The cluster where one or more Infrastructure Providers run, and where resources (e.g. Machines) are stored. Typically referred to when you are provisioning multiple clusters.

Workload/Target Cluster

A cluster whose lifecycle is managed by the Management cluster.

Infrastructure provider

A source of computational resources (e.g. machines, networking, etc.). Examples for cloud include AWS, Azure, Google, etc.; for bare metal include VMware, MAAS, metal3.io, etc. When there is more than one way to obtain resources from the same infrastructure provider (e.g. EC2 vs. EKS) each way is referred to as a variant.

Bootstrap provider

The bootstrap provider is responsible for (usually by generating cloud-init or similar):

  1. Generating the cluster certificates, if not otherwise specified
  2. Initializing the control plane, and gating the creation of other nodes until it is complete
  3. Joining master and worker nodes to the cluster

Control plane

The control plane (sometimes referred to as master nodes) is a set of services that serve the Kubernetes API and reconcile desired state through the control-loops.

  • Machine Based based control planes are the most common type deployment model and is used by tools like kubeadm and kubespray. Dedicated machines are provisioned running static pods for the control plane components such as kube-apiserver, kube-controller-manager and kube-scheduler.

  • Pod Based deployments require an external hosting cluster, the control plane is deployed using standard Deployment and StatefulSet objects and then the API exposed using a Service.

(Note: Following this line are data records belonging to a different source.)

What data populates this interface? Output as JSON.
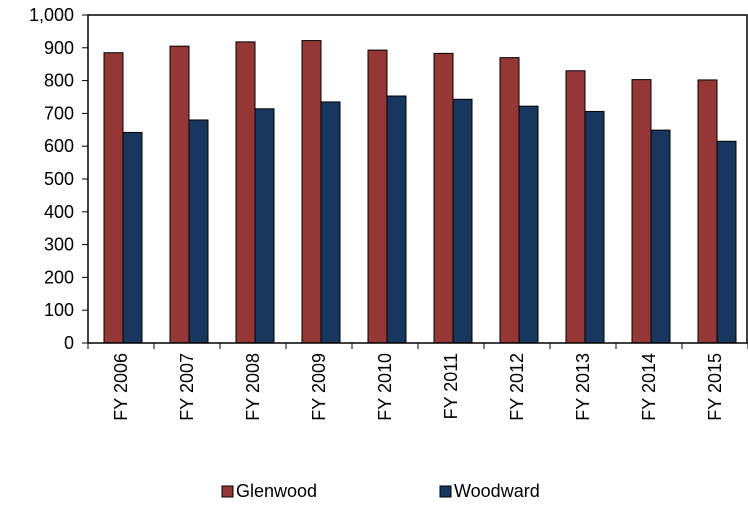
{
  "chart_data": {
    "type": "bar",
    "title": "",
    "xlabel": "",
    "ylabel": "",
    "categories": [
      "FY 2006",
      "FY 2007",
      "FY 2008",
      "FY 2009",
      "FY 2010",
      "FY 2011",
      "FY 2012",
      "FY 2013",
      "FY 2014",
      "FY 2015"
    ],
    "series": [
      {
        "name": "Glenwood",
        "color": "#953735",
        "values": [
          885,
          905,
          918,
          922,
          893,
          883,
          870,
          830,
          803,
          802
        ]
      },
      {
        "name": "Woodward",
        "color": "#17375E",
        "values": [
          642,
          680,
          714,
          735,
          753,
          743,
          722,
          706,
          649,
          615
        ]
      }
    ],
    "ylim": [
      0,
      1000
    ],
    "yticks": [
      0,
      100,
      200,
      300,
      400,
      500,
      600,
      700,
      800,
      900,
      1000
    ],
    "ytick_labels": [
      "0",
      "100",
      "200",
      "300",
      "400",
      "500",
      "600",
      "700",
      "800",
      "900",
      "1,000"
    ],
    "grid": false,
    "legend_position": "bottom"
  }
}
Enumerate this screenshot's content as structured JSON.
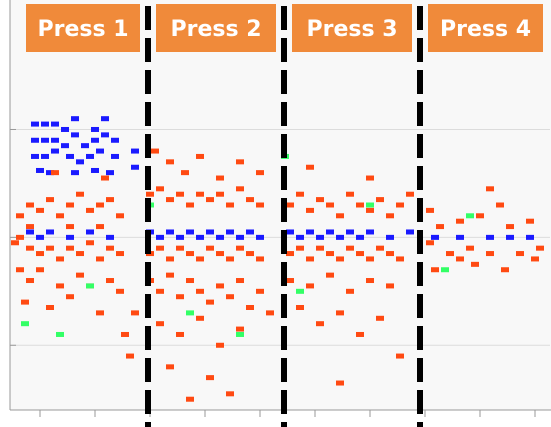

  • External control planes are offered and controlled by some system other than Cluster API (e.g., GKE, AKS, EKS, IKS).

As of v1alpha2 Machine Based is the only supported Cluster API control plane type.

Custom Resource Definitions (CRDs)

Machine

A “Machine” is the declarative spec for a Node, as represented in Kuberenetes core. If a new Machine object is created, a provider-specific controller will handle provisioning and installing a new host to register as a new Node matching the Machine spec. If the Machine’s spec is updated, a provider-specific controller is responsible for updating the Node in-place or replacing the host with a new one matching the updated spec. If a Machine object is deleted, the corresponding Node should have its external resources released by the provider-specific controller, and should be deleted as well.

Fields like the kubelet version are modeled as fields on the Machine’s spec. Any other information that is provider-specific, though, is part of the InfraProviderRef and is not portable between different providers.

Machine Immutability (In-place Upgrade vs. Replace)

From the perspective of Cluster API all machines are immutable, once they are created they are never updated (except for maybe labels, annotations and status) - only deleted.

For this reason, it is recommended to use MachineDeployments which handles changes to machines by replacing them in the same way regular Deployments handle changes to the podSpec.

MachineDeployment

MachineDeployment work similar to regular POD Deployments reconciling changes to a machine spec by rolling out changes to 2 MachineSets, the old and newly updated.

MachineSet

MachineSets work similar to regulat POD ReplicaSets, MachineSets are not meant to be used directly, but are rather the mechanism MachineDeployments use to reconcile desired state.

BootstrapData

BootstrapData contains the machine or node role specific initialization data (usually cloud-init) used by the infrastructure provider to bootstrap a machine into a node.